No one, now no one will ever return.

- Faiz Ahmed Faiz, 'Solitude' (trans. by Agha Shahid Ali)

3 am. The lights are out in all the apartments. Only the staircases still burn, proud like vertebrae, the inflexible spine of some obscure principle that holds these towers high.

Who are they waiting for, these staircases? What visitor do they hope for at this hour? No one will come now - it is late. And if anyone did surely they would take the elevator that stands empty on the ground floor, humming gently to itself.

Stripped to the barest neon, their vigil has the quality of loneliness, but also of a kind of belief. As though if they stayed awake long enough someone would come.

This is how the mind advances, not vertically, but in small flights.
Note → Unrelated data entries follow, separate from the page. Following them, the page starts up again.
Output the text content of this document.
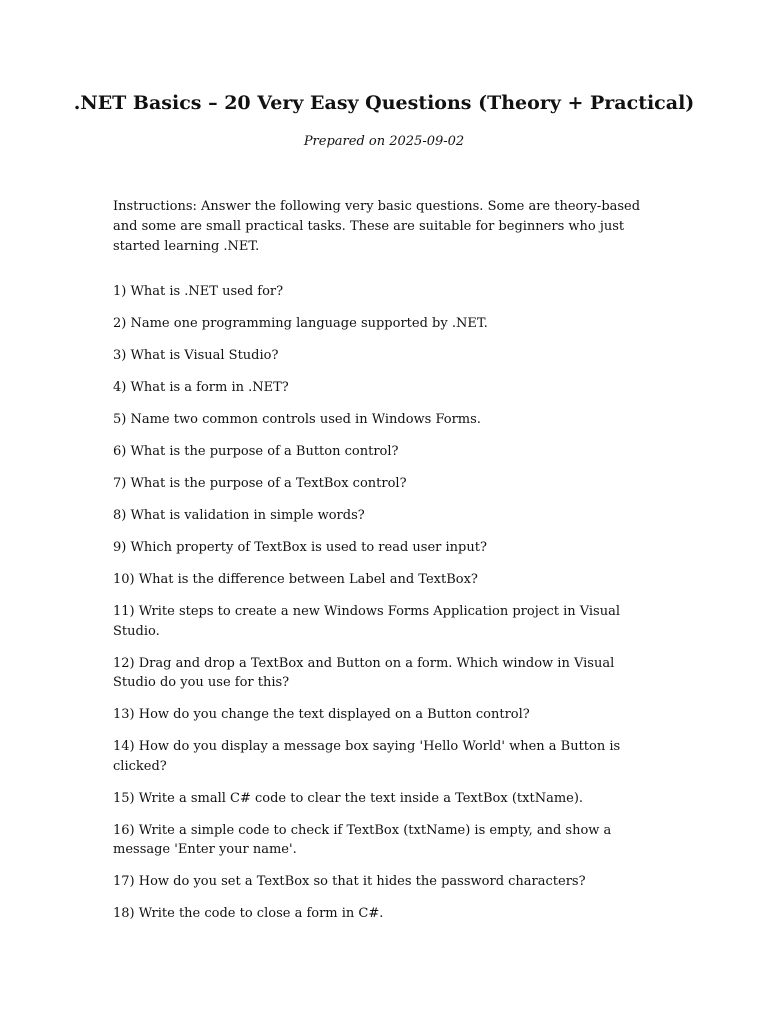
.NET Basics – 20 Very Easy Questions (Theory + Practical)
Prepared on 2025-09-02
Instructions: Answer the following very basic questions. Some are theory-based and some are small practical tasks. These are suitable for beginners who just started learning .NET.
1) What is .NET used for?
2) Name one programming language supported by .NET.
3) What is Visual Studio?
4) What is a form in .NET?
5) Name two common controls used in Windows Forms.
6) What is the purpose of a Button control?
7) What is the purpose of a TextBox control?
8) What is validation in simple words?
9) Which property of TextBox is used to read user input?
10) What is the difference between Label and TextBox?
11) Write steps to create a new Windows Forms Application project in Visual Studio.
12) Drag and drop a TextBox and Button on a form. Which window in Visual Studio do you use for this?
13) How do you change the text displayed on a Button control?
14) How do you display a message box saying 'Hello World' when a Button is clicked?
15) Write a small C# code to clear the text inside a TextBox (txtName).
16) Write a simple code to check if TextBox (txtName) is empty, and show a message 'Enter your name'.
17) How do you set a TextBox so that it hides the password characters?
18) Write the code to close a form in C#.
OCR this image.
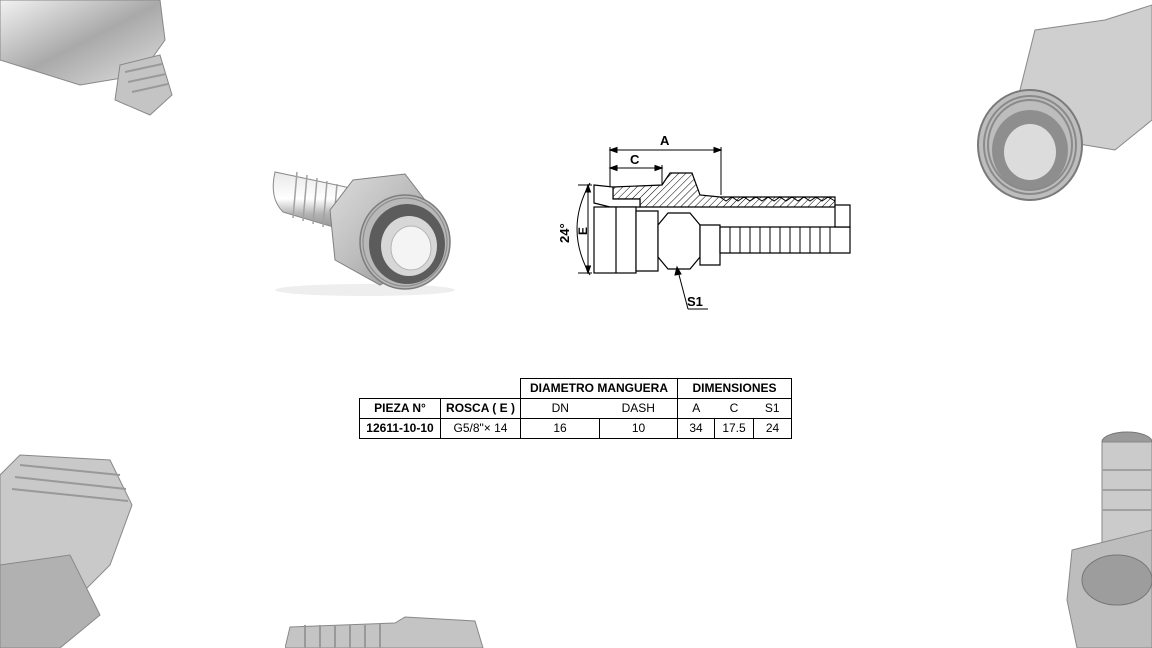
A
C
E
24°
S1
		DIAMETRO MANGUERA		DIMENSIONES		
PIEZA N°	ROSCA ( E )	DN	DASH	A	C	S1
12611-10-10	G5/8"× 14	16	10	34	17.5	24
Its ascendancy both triumph and escape.

Night after night, in a million apartment blocks in a thousand cities, the staircases wait. Does it solace them to know that somewhere, in some corner of the world, there is always a staircase being climbed? Can they hear the ghosts of those distant footsteps echoing through their bones?

Soon I too will be asleep. But they, for their part, shall burn till morning, their hope fading only in the dawn, finally extinguished by some careless watchman, who arrives too late to help.

2 comments:

Kronoskraor said...

umeed pe duniya kaayam hai,no?!
terribly sad,hopelessly hopeful:(

Kits said...

I have never thought of staircases as having a life. Interesting and yet terribly tragic it sounds.